Puppies teethe. They have a biological need to chew, they want to play constantly, and they can’t discriminate between appropriate chew toys and, say, your favorite pair of Manolos. Puppies eventually can be trained out of this behavior, of course, and there are exceptions to every rule, but generally speaking, an adult Australian Shepherd (or any adult dog) is much less likely to shred your drapes like coleslaw or function as a “helpful” canine document shredder.
3. You work, or otherwise leave the house.
Pop quiz: how often does a two-month-old puppy need to be taken out to do his business during the day? A) every six hours; B) every eight hours; or C) every two hours?
If you answered B, or even A, you’re an eternal optimist! The correct answer, though, is C: every two hours. When you’re housetraining a puppy, the general rule of thumb is that they can hold their bladder one hour for each month they’ve been alive (up to a max of about eight to ten hours). So a three-month-old Australian Shepherd puppy needs to go outside every three hours, a four-month-old needs to go every four hours, and so on. If you’re retired, or you work from home, or you’re taking the puppy to work with you or to a doggy daycare (make sure your puppy is up-to-date on all vaccines before considering that last option), great! But if you’re planning on leaving your dog alone during your workday, you’ll definitely want to adopt a full-grown dog, ideally from an Australian Shepherd rescue that can help you find the right dog for your lifestyle.

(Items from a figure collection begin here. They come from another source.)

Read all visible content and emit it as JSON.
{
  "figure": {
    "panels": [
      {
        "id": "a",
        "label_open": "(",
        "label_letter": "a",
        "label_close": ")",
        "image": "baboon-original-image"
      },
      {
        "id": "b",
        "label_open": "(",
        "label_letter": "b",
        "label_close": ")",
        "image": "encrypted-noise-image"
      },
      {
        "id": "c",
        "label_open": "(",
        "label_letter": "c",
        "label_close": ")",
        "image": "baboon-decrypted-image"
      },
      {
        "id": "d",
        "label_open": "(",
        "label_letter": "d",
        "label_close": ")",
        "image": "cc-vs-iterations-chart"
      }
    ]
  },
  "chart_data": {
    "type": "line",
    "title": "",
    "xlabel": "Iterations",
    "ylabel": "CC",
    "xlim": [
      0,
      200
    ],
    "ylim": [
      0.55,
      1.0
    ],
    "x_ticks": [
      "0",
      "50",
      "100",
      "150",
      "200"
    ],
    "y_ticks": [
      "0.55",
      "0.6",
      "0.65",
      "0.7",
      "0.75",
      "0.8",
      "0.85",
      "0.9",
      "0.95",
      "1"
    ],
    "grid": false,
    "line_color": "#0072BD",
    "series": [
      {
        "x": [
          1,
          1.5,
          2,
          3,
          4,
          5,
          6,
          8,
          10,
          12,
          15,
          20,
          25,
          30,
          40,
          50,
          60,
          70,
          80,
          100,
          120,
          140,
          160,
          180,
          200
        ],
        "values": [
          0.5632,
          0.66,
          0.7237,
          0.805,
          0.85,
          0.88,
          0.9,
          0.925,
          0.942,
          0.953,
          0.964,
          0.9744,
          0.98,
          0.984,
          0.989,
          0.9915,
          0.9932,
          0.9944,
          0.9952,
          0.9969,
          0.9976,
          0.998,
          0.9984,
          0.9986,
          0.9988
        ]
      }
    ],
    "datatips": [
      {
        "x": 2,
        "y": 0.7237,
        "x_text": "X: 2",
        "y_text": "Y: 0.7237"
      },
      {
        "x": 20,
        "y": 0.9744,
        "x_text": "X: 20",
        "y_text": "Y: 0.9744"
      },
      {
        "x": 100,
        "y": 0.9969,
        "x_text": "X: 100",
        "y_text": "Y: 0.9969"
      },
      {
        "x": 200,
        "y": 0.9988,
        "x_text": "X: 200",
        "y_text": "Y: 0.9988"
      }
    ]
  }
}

Here’s the truth: you absolutely can find an Australian Shepherd, even an Australian Shepherd puppy, for adoption in an animal shelter or rescue group. And they don’t end up there because they’re bad dogs. In fact, often the only difference between the dog in the shelter and the one on your couch is a bit of bad luck. Think about it: let’s say you buy an Australian Shepherd puppy for sale by a breeder. Your new dog is great; you immediately enroll the two of you in obedience classes, and soon your best pal is housebroken and well trained. But what would happen to your wonderful Australian Shepherd if, tragically, something happened to you? What if he escaped from your home and ran away? Your best pal would very likely end up in an animal shelter. The lucky person who adopts your Australian Shepherd would be getting a great dog! Animal shelters are filled with wonderful, healthy, well-behaved dogs who have been in homes before, but whose owners have fallen on hard times. Many of them are housebroken and trained. Australian Shepherd rescue organizations often care for their adoptable dogs in foster homes, which means their foster families will be able to tell you if the Australian Shepherd you want to adopt is good with other animals or kids, and if he or she is housebroken and knows any basic commands. As you can see, adopting from a rescue organization is likely the very safest way for people with children to add a new Australian Shepherd to their family!